Primero, a partir de su poder de mercado y de diversas acciones y omisiones gubernamentales, han podido captar excedente de modo diferencial mediante la fijación “preventiva” de precios. Esto les ha permitido cubrirse ante las negociaciones colectivas que se avecinan. En 2009, los precios mayoristas industriales crecieron el 8 por ciento y en varios rubros oligopólicos se verificaron subas muy superiores.

Segundo, con ese colchón de precios, han proliferado en boca de estos actores y sus voceros académicos y mediáticos una serie de planteos en pos de atar el comportamiento de los salarios a los de la productividad para, como mínimo, cristalizar una matriz distributiva sumamente regresiva.

Tercero, muchas grandes firmas, remitiendo a la crisis mundial como supuesto factor causal, han recurrido a diversas acciones: suspensión de trabajadores, despidos, recorte en las jornadas laborales, mayor precarización, intensificación del trabajo, propuestas de rebaja salarial como condición para el mantenimiento del empleo, etcétera. Ello se inscribe en otra de las “apuestas de fondo” de esta fracción del gran capital: el “reordenamiento” de las relaciones laborales, es decir, el regreso a la nefasta política laboral de los “añorados” años noventa (lo ocurrido con la firma estadounidense Kraft Foods constituye un mascarón de proa).

Cuarto, se destacan las propuestas para fortalecer diferentes espacios privilegiados de acumulación que se generaron en la posconvertibilidad. Por ejemplo, los subsidios y otras prebendas estatales a diversas actividades económicas directa o indirectamente vinculadas con estos grandes capitales. Y el régimen de promoción de inversiones que ha tenido entre sus principales beneficiarios a un puñado de empresas oligopólicas de los sectores industriales preponderantes (procesamiento de soja y otras agroindustrias, acero y aluminio, derivados del petróleo y automotriz). El sostenimiento de estos esquemas por parte del Gobierno muestra que el poderío económico de esta fracción de clase también parecería traducirse en capacidad de veto sobre la orientación estatal.
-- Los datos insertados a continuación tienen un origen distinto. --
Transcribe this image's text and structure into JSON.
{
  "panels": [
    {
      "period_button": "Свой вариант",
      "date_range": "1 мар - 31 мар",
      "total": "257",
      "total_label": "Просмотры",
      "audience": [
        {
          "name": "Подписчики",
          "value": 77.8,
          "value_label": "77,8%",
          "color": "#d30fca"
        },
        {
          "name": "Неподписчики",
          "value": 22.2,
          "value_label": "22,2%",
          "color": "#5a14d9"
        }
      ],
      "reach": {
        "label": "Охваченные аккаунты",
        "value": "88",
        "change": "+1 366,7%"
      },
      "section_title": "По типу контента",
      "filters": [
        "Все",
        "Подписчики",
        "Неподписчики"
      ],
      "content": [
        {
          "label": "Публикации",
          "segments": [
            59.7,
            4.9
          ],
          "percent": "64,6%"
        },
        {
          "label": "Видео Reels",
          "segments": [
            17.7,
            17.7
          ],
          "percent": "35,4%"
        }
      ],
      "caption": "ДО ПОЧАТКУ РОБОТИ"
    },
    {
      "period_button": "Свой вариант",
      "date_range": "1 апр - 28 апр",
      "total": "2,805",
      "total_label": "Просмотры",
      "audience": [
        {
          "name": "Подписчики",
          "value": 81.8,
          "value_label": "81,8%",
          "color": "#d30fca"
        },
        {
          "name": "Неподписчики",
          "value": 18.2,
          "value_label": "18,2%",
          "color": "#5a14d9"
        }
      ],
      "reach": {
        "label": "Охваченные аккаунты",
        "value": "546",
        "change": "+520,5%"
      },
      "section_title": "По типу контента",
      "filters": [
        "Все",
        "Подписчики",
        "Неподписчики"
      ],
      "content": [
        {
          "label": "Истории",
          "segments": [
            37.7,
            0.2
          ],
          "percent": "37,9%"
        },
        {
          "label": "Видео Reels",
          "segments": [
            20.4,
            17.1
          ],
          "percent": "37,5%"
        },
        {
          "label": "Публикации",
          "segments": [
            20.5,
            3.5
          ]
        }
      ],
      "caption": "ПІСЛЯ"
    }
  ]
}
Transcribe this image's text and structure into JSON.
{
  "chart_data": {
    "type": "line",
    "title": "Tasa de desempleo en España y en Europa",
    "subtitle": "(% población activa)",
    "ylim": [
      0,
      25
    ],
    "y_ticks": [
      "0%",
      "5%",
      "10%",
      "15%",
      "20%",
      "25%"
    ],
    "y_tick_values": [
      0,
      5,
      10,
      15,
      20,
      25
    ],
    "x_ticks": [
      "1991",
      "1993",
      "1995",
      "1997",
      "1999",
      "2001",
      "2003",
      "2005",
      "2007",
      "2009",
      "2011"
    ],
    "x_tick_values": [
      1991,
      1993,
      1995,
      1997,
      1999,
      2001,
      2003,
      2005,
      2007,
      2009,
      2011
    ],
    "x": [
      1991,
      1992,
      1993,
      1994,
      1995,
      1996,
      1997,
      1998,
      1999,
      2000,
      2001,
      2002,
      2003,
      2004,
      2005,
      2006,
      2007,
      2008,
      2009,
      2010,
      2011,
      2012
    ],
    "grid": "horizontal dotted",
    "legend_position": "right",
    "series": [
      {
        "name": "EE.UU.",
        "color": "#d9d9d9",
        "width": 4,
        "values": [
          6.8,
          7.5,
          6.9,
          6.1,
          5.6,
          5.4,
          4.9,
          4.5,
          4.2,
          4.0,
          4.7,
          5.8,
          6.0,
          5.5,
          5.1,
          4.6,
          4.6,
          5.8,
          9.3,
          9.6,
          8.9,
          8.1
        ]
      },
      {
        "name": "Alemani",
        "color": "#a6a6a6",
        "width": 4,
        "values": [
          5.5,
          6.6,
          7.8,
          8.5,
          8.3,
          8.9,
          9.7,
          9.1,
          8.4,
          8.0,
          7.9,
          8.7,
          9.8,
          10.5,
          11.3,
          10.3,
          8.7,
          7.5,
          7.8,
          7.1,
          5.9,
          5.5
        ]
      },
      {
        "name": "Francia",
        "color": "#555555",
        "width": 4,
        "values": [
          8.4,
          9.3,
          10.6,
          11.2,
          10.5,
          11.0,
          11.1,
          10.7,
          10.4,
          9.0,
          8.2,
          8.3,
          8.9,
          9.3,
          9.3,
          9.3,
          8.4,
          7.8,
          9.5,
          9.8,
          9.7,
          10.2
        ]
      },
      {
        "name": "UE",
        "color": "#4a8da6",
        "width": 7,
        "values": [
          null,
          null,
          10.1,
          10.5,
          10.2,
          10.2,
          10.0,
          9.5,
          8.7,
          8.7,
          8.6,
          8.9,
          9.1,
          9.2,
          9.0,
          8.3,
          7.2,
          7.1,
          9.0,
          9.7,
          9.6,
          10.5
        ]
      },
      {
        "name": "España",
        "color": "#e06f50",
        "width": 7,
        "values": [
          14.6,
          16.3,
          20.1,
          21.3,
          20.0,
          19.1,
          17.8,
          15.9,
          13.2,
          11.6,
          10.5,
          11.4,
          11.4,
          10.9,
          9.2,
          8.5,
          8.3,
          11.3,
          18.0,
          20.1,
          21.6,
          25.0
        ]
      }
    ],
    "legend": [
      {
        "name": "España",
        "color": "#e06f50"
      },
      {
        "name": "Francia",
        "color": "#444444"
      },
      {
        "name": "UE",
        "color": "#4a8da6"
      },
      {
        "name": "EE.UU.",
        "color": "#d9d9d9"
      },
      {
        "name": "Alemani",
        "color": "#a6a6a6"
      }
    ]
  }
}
Así, más allá de la alusión a la necesidad de ganar “competitividad” y en el marco del despliegue de variadas prácticas non sanctas (en materia laboral, remarcación de precios, reticencia inversora), resulta evidente que las grandes empresas industriales buscan recrear factores domésticos de contexto que les aseguren seguir internalizando altísimas tasas de beneficio. Queda el interrogante de cuál será la respuesta del Gobierno, dado que estos planteos provienen de un grupo de los sectores dominantes que ha resultado muy favorecido por la política económica desde el fin de la convertibilidad y ha venido ocupando un lugar destacado en el bloque social en el poder.